As far as predictive behavior goes, I'm not sure that applies so well here because it's discrete steps (ok, even FPS games have discrete steps but not cognitively discrete) not a continuous stream like with FPS games.

However, maybe you could do something like signal the client that it can operate in autonomous mode while there's no "hidden activity". ie, when you walk into the house, before any animals or family see you, before you trigger any circuits, etc... It can operate asynchronously and not wait for confirmation from the server unless you've walked somewhere that revealed new data or triggered something. Once one of these triggers happens it cuts off asynchronous at that point and the server won't accept any new asynchronously made instructions after that point. It should be possible to make the client aware of when it's triggered this condition (even if it doesn't know why or what the results are) so it won't be necessary to rewind the player experience.
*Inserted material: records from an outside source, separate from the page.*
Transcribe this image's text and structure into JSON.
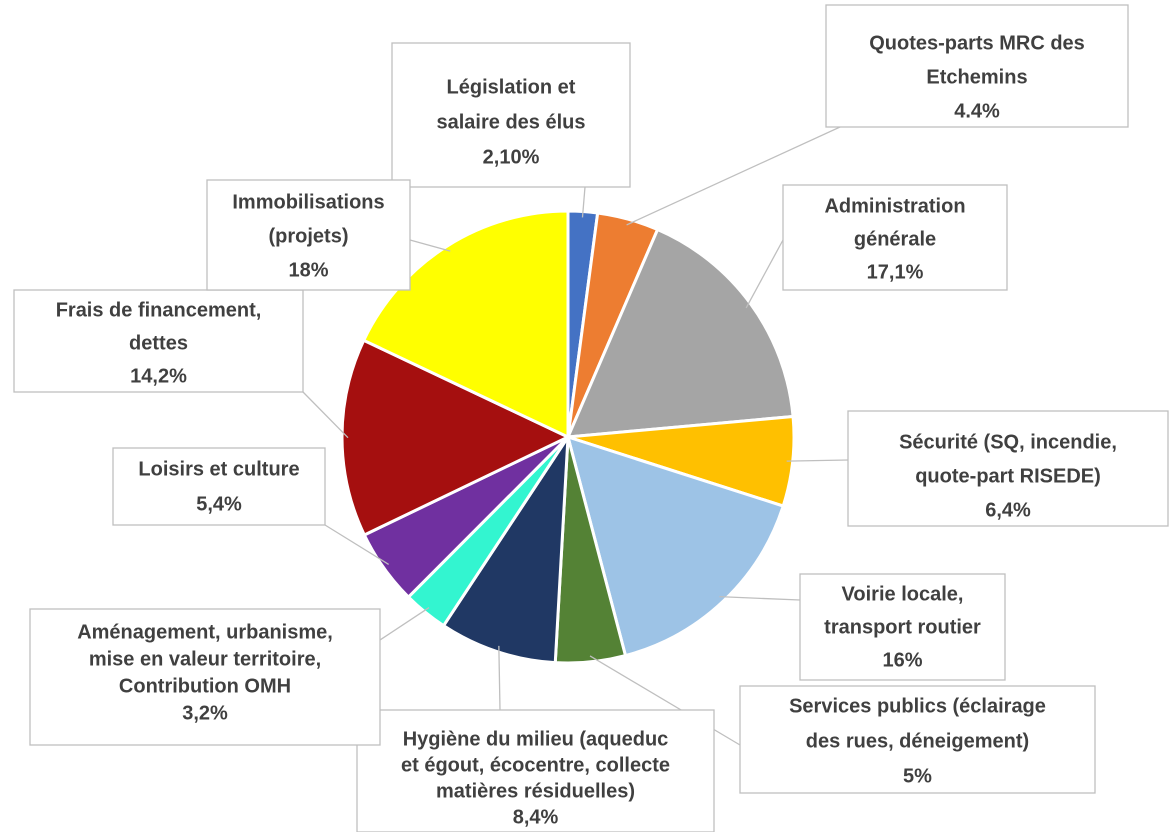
{
  "chart_data": {
    "type": "pie",
    "categories": [
      [
        "Législation et",
        "salaire des élus"
      ],
      [
        "Quotes-parts MRC des",
        "Etchemins"
      ],
      [
        "Administration",
        "générale"
      ],
      [
        "Sécurité (SQ, incendie,",
        "quote-part RISEDE)"
      ],
      [
        "Voirie locale,",
        "transport routier"
      ],
      [
        "Services publics (éclairage",
        "des rues, déneigement)"
      ],
      [
        "Hygiène du milieu (aqueduc",
        "et égout, écocentre, collecte",
        "matières résiduelles)"
      ],
      [
        "Aménagement, urbanisme,",
        "mise en valeur territoire,",
        "Contribution OMH"
      ],
      [
        "Loisirs et culture"
      ],
      [
        "Frais de financement,",
        "dettes"
      ],
      [
        "Immobilisations",
        "(projets)"
      ]
    ],
    "values": [
      2.1,
      4.4,
      17.1,
      6.4,
      16,
      5,
      8.4,
      3.2,
      5.4,
      14.2,
      18
    ],
    "value_labels": [
      "2,10%",
      "4.4%",
      "17,1%",
      "6,4%",
      "16%",
      "5%",
      "8,4%",
      "3,2%",
      "5,4%",
      "14,2%",
      "18%"
    ],
    "colors": [
      "#4472c4",
      "#ed7d31",
      "#a5a5a5",
      "#ffc000",
      "#9dc3e6",
      "#548235",
      "#203864",
      "#33f5d0",
      "#7030a0",
      "#a50f0f",
      "#ffff00"
    ]
  }
}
[edit: to be clear, after mechanisms/animals/family/etc has stopped moving, it could return to async mode]

Hard to say what % of the time it could be asynchronous as described with a hypothetical optimal async-allowed detection heuristic, but if players do a lot of walking back and forth it seems like a lot of that could be async.

Down side, of course, would be that hackers could detect when the client has gone into async mode (heck, a non-hacker could probably even tell by whether it's zippy or not, perhaps that could be alleviated by introducing a short delay always) so they could know if they tripped some mechanism which is still in motion which they perhaps might not have otherwise noticed (since it may not be in view)... But that still seems like a huge improvement over the current state of the issue as you described it.